# Windows 8 WiFi problems



## rdownes94 (Nov 25, 2012)

Before Thanksgiving break everything was great then over break I went home and got Windows 8. At home the wifi works great but once I got back here it doesn't work anymore. I can only get internet if i use the wired connection.
How can I fix this?


----------



## rdownes94 (Nov 25, 2012)

Intel(R) Centrino(R) Wireless-N 1030


----------



## dustyjay (Jan 24, 2003)

Have you got the correct Passkey for the wireless network?


----------



## rdownes94 (Nov 25, 2012)

Yes for my university wireless network we each have a personal login, but it wont even let me try to login it just refuses to connect to the wireless network


----------



## rdownes94 (Nov 25, 2012)

When I try, I click on the wifi, it has full bars but it immediately say Can't connect to this network


----------



## rdownes94 (Nov 25, 2012)

The IT website for my school say something about 802.11n for mew Windows devices but I have no idea what that is.


----------



## dustyjay (Jan 24, 2003)

That is Wireless N


----------



## TerryNet (Mar 23, 2005)

Make sure you have the latest wireless driver *from the PC manufacturer's web site*. If you already have it reinstall it anyhow in case the installed instance is corrupted.
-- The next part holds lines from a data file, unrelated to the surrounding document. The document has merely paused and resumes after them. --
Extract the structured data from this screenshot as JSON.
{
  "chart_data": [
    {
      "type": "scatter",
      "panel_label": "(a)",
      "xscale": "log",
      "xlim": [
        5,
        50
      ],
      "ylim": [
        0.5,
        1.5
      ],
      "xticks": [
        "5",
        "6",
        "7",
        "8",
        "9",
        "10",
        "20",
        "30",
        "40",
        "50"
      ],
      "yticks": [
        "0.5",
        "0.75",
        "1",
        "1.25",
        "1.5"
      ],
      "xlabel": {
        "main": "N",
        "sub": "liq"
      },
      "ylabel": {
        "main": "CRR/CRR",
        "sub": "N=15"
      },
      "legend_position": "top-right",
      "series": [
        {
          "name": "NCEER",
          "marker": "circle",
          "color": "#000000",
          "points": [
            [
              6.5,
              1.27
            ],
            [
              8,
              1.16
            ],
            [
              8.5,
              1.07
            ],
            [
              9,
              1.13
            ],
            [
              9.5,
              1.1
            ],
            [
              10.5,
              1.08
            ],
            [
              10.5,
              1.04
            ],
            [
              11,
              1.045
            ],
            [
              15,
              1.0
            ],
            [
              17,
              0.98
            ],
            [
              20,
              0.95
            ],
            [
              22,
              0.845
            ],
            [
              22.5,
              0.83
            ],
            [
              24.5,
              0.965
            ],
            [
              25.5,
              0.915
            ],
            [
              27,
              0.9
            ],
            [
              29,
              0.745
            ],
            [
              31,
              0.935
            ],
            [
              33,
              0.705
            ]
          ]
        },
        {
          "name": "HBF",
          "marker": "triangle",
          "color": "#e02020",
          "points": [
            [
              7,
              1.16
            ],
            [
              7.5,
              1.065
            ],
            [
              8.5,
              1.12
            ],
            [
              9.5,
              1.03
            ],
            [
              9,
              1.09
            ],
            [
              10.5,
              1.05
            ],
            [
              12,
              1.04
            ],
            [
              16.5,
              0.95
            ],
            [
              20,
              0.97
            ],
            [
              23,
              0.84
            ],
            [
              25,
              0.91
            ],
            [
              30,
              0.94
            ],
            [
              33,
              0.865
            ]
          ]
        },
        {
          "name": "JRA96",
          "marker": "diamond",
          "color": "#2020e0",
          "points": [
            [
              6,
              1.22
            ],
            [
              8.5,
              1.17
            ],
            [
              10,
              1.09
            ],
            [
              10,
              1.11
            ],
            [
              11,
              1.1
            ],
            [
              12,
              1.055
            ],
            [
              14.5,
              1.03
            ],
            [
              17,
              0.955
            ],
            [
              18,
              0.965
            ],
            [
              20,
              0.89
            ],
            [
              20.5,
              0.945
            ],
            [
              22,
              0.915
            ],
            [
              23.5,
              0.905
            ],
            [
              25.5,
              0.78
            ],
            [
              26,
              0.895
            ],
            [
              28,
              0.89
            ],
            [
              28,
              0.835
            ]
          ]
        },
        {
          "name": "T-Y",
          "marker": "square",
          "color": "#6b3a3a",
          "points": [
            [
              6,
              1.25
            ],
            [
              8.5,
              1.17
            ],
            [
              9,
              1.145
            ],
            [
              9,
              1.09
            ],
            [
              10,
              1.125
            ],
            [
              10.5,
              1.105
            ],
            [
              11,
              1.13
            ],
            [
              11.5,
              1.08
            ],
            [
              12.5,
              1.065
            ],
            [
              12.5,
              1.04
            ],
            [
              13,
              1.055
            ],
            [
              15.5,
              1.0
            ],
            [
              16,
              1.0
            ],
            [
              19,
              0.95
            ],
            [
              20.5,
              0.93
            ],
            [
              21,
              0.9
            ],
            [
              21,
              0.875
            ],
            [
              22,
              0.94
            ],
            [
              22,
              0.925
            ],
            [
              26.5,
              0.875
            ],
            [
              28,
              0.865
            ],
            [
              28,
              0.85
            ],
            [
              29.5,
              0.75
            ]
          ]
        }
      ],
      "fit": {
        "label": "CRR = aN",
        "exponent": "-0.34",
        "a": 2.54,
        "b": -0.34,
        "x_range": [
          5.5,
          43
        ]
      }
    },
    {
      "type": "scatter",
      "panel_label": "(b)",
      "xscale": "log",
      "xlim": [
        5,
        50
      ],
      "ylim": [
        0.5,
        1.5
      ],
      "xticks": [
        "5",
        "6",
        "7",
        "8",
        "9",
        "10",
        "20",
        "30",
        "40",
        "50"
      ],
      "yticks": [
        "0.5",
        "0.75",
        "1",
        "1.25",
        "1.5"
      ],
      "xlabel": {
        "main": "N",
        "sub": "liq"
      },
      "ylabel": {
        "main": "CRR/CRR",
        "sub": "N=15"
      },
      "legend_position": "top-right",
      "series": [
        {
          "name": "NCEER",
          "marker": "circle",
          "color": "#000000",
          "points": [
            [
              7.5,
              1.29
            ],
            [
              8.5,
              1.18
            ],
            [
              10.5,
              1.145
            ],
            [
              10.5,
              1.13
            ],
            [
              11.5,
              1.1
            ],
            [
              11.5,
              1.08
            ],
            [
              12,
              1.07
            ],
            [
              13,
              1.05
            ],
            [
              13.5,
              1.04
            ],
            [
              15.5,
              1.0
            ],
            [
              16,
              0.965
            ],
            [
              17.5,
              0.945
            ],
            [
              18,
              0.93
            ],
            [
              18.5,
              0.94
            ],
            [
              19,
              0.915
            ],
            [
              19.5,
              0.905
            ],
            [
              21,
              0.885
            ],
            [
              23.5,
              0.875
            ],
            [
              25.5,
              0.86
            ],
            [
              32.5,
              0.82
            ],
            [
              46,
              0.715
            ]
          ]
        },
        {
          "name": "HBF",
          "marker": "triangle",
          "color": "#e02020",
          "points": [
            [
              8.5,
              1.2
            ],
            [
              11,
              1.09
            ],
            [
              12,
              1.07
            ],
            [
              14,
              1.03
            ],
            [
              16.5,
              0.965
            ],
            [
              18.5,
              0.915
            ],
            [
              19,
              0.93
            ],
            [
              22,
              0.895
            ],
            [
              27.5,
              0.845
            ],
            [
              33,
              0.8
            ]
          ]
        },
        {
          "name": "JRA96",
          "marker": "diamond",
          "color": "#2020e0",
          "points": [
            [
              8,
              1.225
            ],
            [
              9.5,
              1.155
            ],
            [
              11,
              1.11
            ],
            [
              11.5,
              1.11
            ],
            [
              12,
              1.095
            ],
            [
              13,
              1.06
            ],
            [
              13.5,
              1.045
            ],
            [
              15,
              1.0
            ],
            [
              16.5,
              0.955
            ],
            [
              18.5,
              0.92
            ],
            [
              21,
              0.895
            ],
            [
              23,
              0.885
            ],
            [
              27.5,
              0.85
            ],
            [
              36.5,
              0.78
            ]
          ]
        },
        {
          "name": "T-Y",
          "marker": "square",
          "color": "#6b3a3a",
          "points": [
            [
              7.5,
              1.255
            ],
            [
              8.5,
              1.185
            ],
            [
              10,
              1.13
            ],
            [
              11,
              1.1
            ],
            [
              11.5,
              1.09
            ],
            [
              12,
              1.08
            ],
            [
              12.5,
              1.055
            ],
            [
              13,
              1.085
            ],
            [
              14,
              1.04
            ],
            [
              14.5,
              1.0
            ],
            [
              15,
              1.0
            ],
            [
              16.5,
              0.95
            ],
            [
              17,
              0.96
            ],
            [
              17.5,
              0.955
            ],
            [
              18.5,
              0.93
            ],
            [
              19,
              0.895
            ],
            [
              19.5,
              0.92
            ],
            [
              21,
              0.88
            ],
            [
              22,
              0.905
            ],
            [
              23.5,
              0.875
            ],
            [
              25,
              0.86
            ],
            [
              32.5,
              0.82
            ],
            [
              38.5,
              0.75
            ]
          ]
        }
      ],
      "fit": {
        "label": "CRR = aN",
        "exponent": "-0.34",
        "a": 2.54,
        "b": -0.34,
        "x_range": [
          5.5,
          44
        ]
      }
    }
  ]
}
Please attach a screen shot of the Networks page (don't collapse the Radar, Connection or Signal History) of the Xirrus Wi-Fi Inspector. If you need help with that see TSG Posting a Screenshot. FWIW to take screen shots with Windows 7 or Vista I prefer to use the built-in Snipping Tool.

Indicate the network to which you are trying to connect and also show ...

Open a (black) Command Prompt window:
Hold the *Windows logo* key and press *r*; in the Run box type *cmd* and click on *OK*.

Type the following command:

*IPCONFIG /ALL*

[Note that there is no space between the slash and ALL.]

Right click in the command window and choose *Select All*, then hit *Enter*.
Paste the results in a message here.

If necessary use a text file and removable media to copy the results to a computer with internet access.


----------